Con Risoluzione n. 29 dell’11 aprile l’Agenzia delle Entrate ha fornito chiarimenti in merito al calcolo dell’anzianità di partecipazione, rilevante ai fini della riduzione dell’aliquota di tassazione nel caso di iscrizione contemporanea a più forme pensionistiche complementari.

L’adesione contestuale a più forme pensionistiche complementari, ha spiegato l’Agenzia, comporta che il periodo di partecipazione rilevante ai fini del calcolo dell’aliquota di tassazione applicabile alle anticipazioni e alle altre prestazioni pensionistiche, debba essere definito tenendo conto anche di eventuali periodi di partecipazione pregressi maturati presso altre forme pensionistiche a cui l’aderente risulti contemporaneamente iscritto, diverse da quella a cui viene richiesta la prestazione. 

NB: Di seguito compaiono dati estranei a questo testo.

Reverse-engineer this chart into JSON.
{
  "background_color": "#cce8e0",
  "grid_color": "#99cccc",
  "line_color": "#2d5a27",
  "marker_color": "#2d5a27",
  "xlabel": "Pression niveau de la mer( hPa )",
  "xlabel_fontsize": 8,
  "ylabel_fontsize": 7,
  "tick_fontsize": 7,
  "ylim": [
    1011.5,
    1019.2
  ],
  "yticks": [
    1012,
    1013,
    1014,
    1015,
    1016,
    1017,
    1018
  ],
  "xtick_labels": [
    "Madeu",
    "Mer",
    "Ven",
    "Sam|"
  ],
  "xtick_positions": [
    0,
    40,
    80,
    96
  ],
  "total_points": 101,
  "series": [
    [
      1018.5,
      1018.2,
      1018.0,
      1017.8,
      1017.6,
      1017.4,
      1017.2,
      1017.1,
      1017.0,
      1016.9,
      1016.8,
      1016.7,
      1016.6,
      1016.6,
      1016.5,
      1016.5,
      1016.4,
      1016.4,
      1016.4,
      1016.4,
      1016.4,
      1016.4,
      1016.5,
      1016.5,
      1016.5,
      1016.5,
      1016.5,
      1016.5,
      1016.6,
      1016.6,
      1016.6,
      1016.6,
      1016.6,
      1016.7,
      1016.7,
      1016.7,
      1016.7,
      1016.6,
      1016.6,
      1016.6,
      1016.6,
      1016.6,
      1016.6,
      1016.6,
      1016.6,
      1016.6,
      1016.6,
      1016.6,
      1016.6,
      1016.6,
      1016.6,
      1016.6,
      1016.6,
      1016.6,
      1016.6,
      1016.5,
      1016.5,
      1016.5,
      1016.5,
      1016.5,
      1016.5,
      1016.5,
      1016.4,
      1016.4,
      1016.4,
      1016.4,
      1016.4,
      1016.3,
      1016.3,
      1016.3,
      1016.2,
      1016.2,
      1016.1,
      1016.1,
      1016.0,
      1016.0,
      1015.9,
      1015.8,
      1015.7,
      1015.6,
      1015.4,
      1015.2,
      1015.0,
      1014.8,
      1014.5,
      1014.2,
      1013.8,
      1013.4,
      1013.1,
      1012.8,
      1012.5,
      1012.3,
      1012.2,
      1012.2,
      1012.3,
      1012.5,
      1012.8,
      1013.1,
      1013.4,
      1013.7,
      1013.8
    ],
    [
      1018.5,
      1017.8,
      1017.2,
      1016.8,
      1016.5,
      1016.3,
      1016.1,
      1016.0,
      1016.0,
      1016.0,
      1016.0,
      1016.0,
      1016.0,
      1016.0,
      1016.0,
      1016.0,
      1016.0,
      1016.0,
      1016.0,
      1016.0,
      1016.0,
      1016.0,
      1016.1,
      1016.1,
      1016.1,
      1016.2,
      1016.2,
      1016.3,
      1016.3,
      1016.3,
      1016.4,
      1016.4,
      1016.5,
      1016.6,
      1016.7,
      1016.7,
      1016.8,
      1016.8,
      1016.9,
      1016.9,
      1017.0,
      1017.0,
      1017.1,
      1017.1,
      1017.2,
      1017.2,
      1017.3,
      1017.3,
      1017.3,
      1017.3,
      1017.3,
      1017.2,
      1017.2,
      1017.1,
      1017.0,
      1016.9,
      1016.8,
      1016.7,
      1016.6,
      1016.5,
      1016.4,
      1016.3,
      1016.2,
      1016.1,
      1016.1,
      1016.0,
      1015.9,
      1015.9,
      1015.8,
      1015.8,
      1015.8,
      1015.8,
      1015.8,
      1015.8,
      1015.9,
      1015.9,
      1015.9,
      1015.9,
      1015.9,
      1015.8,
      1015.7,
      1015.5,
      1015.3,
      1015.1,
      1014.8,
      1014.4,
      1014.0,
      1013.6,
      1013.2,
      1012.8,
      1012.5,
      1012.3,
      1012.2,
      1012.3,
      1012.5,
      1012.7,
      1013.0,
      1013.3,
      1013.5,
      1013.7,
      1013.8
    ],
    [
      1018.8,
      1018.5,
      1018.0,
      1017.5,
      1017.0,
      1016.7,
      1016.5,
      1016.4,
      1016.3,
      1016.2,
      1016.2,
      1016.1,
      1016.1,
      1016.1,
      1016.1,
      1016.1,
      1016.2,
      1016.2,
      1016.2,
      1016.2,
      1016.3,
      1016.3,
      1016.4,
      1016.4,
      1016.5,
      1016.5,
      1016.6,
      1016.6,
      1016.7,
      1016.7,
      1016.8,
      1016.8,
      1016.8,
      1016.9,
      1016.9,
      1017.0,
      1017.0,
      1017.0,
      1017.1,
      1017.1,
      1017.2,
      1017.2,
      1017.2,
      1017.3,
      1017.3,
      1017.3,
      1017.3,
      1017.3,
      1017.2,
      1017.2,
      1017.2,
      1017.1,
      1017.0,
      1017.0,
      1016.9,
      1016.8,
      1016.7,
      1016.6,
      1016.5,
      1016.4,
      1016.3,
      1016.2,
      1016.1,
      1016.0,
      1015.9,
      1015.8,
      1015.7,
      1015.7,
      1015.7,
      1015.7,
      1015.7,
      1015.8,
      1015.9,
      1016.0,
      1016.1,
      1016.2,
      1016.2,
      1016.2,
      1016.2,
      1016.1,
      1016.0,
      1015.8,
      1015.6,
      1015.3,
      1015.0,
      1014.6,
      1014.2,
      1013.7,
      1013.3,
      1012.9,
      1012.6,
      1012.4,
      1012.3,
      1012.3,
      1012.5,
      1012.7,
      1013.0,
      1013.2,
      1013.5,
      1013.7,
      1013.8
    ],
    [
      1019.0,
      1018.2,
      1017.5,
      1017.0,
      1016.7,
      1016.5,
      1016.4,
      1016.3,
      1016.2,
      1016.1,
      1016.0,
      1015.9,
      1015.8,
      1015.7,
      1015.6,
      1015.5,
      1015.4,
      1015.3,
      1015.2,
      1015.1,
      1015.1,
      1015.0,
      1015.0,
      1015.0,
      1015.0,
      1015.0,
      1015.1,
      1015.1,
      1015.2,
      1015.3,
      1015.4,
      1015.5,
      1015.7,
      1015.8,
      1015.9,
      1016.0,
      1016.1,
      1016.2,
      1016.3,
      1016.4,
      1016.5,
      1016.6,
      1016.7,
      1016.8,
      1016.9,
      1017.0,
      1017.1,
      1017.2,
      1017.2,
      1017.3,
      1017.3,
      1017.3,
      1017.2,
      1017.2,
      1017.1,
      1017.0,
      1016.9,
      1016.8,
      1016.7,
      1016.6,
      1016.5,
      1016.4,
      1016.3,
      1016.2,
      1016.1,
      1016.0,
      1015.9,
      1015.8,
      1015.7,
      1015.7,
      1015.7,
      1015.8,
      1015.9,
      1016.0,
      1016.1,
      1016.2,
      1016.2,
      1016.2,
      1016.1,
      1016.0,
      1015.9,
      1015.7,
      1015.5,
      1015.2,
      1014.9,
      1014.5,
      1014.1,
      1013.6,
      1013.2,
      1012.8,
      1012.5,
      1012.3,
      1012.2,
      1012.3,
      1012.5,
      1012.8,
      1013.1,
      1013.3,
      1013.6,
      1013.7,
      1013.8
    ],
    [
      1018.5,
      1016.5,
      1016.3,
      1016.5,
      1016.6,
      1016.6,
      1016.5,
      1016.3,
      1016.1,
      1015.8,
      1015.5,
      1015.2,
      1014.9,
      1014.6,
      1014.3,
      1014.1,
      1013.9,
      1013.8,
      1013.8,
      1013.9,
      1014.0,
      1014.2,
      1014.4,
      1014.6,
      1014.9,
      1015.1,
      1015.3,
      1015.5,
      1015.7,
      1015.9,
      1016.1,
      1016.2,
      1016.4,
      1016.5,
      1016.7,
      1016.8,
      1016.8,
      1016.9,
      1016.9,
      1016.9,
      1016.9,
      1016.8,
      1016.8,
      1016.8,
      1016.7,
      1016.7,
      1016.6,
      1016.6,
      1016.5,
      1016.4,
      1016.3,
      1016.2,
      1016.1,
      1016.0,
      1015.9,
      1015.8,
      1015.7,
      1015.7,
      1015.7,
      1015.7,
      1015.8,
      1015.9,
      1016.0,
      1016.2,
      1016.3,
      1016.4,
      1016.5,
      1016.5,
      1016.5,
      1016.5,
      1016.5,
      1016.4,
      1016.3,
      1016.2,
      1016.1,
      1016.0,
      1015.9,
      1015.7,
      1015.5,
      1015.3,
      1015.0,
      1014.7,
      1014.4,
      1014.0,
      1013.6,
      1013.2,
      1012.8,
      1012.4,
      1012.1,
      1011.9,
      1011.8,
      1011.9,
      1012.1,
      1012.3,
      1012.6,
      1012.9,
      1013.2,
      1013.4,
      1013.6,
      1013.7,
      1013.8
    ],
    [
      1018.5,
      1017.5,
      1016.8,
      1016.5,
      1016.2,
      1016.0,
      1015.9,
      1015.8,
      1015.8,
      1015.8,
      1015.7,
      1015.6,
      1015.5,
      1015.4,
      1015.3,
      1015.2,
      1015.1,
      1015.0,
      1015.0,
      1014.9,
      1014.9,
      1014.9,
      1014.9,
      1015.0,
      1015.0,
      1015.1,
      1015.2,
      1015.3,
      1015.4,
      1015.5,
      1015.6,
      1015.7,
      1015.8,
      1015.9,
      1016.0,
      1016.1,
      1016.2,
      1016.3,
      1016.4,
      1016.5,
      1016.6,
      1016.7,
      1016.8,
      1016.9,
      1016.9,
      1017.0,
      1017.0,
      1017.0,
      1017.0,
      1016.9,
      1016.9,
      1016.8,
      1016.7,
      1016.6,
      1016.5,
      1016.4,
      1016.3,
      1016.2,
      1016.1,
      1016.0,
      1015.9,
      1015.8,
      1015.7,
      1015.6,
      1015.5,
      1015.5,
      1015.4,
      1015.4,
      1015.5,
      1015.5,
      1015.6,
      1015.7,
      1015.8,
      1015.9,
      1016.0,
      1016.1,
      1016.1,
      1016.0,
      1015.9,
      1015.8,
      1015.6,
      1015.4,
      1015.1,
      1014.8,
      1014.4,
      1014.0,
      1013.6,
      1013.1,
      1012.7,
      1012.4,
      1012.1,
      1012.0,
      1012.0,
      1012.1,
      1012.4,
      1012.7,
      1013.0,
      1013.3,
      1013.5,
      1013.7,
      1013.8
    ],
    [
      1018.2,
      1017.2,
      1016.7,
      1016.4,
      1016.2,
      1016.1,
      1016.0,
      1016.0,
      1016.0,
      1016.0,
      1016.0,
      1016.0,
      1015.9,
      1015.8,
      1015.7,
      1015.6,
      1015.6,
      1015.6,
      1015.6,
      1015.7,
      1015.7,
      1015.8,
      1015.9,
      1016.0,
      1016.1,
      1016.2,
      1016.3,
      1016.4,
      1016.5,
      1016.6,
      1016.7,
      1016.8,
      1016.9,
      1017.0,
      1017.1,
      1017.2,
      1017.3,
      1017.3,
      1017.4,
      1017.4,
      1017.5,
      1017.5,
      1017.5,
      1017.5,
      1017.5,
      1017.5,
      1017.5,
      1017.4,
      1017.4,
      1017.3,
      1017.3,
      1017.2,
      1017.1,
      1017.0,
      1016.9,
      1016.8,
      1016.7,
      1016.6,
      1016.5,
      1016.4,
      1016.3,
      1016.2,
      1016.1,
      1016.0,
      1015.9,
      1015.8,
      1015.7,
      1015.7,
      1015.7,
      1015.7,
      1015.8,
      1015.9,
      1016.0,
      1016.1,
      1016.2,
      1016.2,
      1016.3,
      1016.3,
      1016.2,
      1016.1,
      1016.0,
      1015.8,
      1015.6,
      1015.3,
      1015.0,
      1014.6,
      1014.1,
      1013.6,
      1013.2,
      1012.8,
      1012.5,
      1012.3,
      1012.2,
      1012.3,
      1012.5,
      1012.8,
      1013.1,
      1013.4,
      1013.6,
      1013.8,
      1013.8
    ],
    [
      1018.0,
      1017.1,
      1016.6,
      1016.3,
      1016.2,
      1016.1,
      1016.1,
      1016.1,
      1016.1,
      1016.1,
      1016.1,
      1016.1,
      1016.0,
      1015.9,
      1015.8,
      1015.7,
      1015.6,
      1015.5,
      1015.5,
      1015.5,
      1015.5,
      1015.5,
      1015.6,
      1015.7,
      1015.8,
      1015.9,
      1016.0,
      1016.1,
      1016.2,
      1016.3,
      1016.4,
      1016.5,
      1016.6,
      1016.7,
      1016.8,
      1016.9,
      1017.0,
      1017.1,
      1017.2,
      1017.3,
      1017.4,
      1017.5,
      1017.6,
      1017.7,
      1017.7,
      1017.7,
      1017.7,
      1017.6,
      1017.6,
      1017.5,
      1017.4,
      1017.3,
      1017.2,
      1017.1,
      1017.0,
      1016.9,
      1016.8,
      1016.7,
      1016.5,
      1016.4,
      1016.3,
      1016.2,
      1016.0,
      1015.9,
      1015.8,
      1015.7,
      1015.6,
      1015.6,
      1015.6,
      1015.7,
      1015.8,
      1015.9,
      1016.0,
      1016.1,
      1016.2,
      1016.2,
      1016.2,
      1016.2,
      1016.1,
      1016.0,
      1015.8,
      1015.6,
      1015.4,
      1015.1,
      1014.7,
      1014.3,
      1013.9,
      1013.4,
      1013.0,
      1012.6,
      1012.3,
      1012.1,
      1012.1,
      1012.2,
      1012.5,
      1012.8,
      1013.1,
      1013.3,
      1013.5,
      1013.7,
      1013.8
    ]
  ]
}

Quindi, nell’ipotesi in cui l’aderente sia iscritto a più forme pensionistiche complementari, ai fini della determinazione dell’anzianità utile per il calcolo dell’aliquota di tassazione, occorre far riferimento all’anzianità maturata in relazione alla posizione, non integralmente riscattata, accesa in data anteriore.

Relativamente alla documentazione da produrre alla forma pensionistica alla quale viene richiesta la prestazione per far valere l’anzianità maturata presso altra forma pensionistica per la riduzione dell’aliquota, le Entrate hanno chiarito che quest’ultima potrà attestare la data di adesione al fondo di previdenza complementare e la circostanza che la relativa posizione non è stata interamente riscattata. 
Questo permetterà al fondo al quale viene richiesta la prestazione di tener conto dell’anzianità maturata anche nell’altro fondo.